La visita dura circa venti minuti, l’ingresso è libero negli orari di ufficio. Non resta che godersi il viaggio nel tempo e immaginarsi un teatro frequentato dal pubblico colto — quello che assisteva alle tragedie di Eschilo — e da quello più popolare abituato a seguire mimi, acrobati e naumachie, le battaglie navali.
Carlo Sangalli, presidente della Camera di Commercio, è soddisfatto: «II teatro romano rientra a pieno titolo nel patrimonio culturale della città. È un percorso suggestivo, culturale, un contributo in più per facilitare la visita e per renderla più piacevole a tutti».

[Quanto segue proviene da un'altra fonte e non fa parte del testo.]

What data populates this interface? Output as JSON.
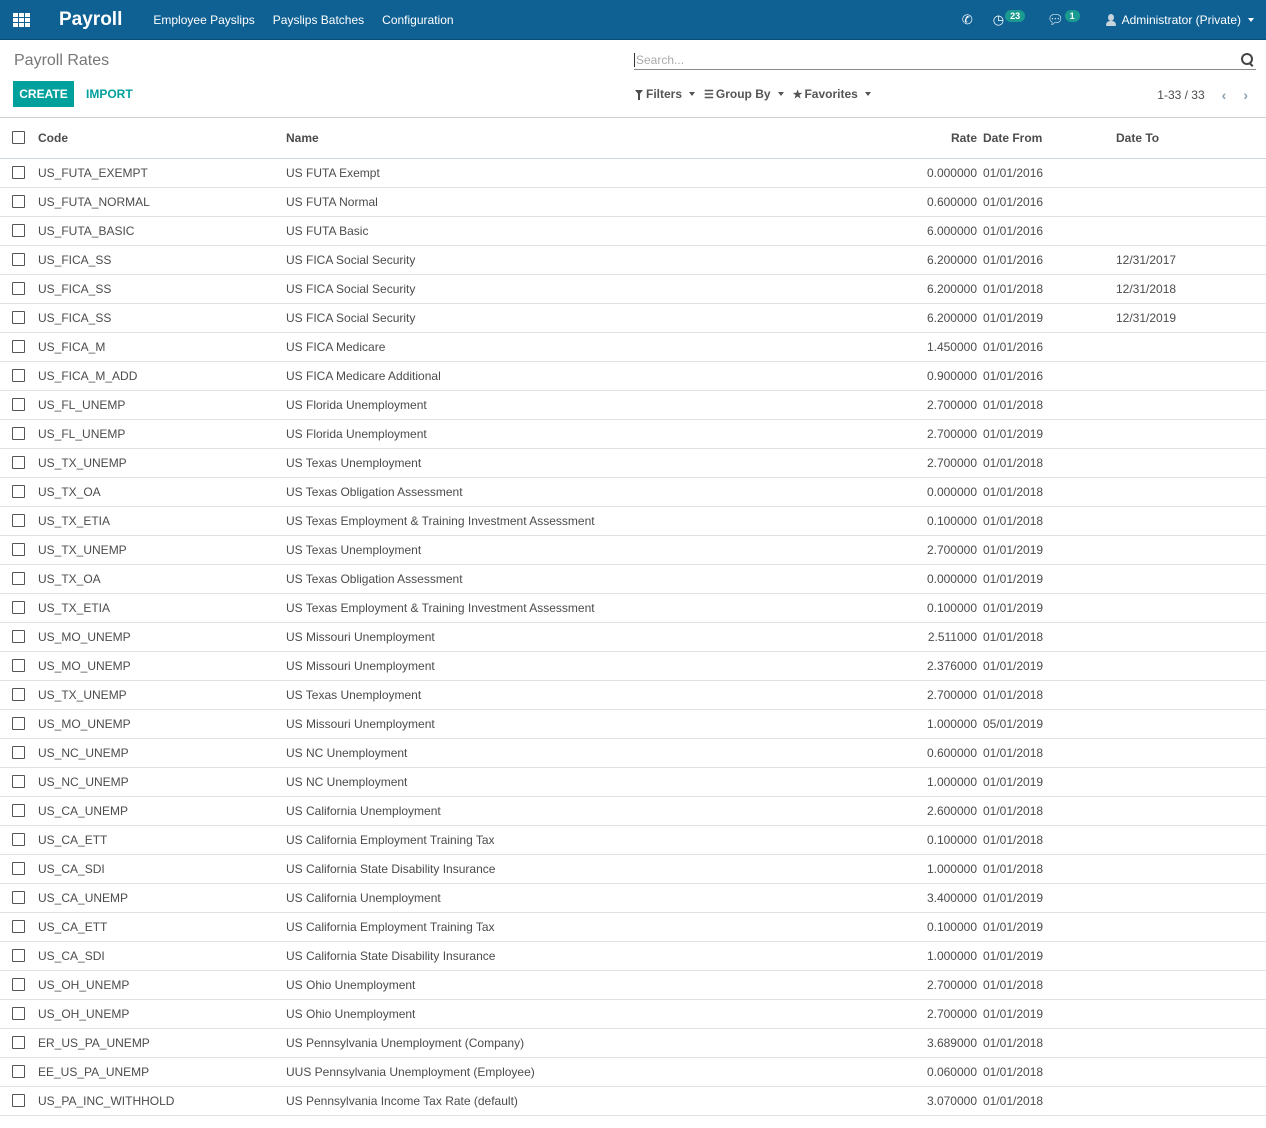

L’ultimo spettacolo fu una battaglia navale
Il teatro romano funzionò fino agli inizi del V secolo, quando Milano, capitale dell’impero romano (lo fu dal 286 al 402), riceveva la corte. Il Palazzo dell’imperatore Massimiliano sorgeva tra via Gorani e via Santa Maria alla Porta. Il teatro mantenne la funzione di edificio per spettacoli fino alla fine del IV secolo d. C. Nel 398 vi fu celebrata la designazione a console del Patrizio Manlio Teodoro: in quell’occasione si esibirono buffoni, mimi, musicisti. Vi si svolse anche una battaglia navale (naumachia). Fu questo, forse, uno degli ultimi spettacoli.

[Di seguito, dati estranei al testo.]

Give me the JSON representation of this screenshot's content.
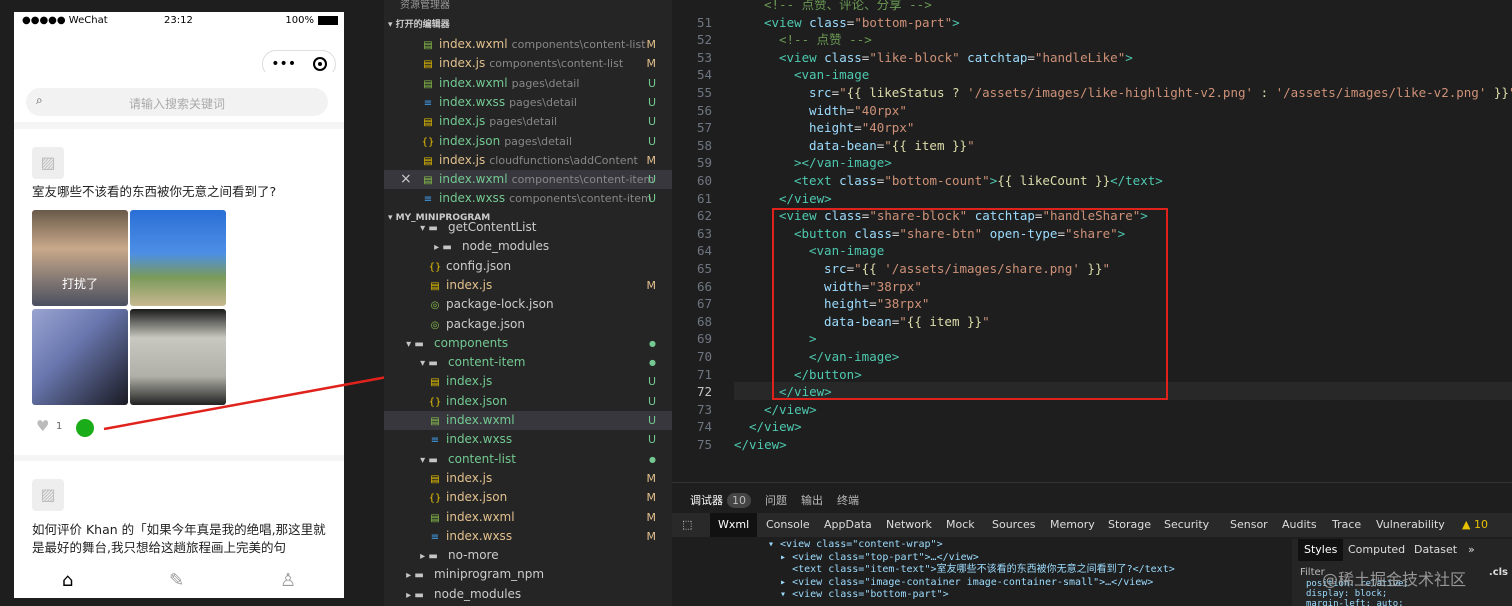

Fu distrutto nel 1162 da Federico Barbarossa
Sul finire del IV secolo d. C, gli spettacoli teatrali conobbero un forte declino per la condanna della Chiesa. Da due atti del Comune di Milano del 1119 e del 1130 si desume che la cavea continuò a essere in uso almeno fino al XII secolo: là si radunava il senato cittadino per deliberare su questioni di vario genere. È probabile che il teatro, come gran parte della città, sia stato distrutto nel 1162 da Federico Barbarossa. Successivamente, sui ruderi dell’edificio, furono costruite varie chiese (san Vittore al Teatro, Santa Maria Fulcorina): la zona divenne polo di edifici religiosi e privati.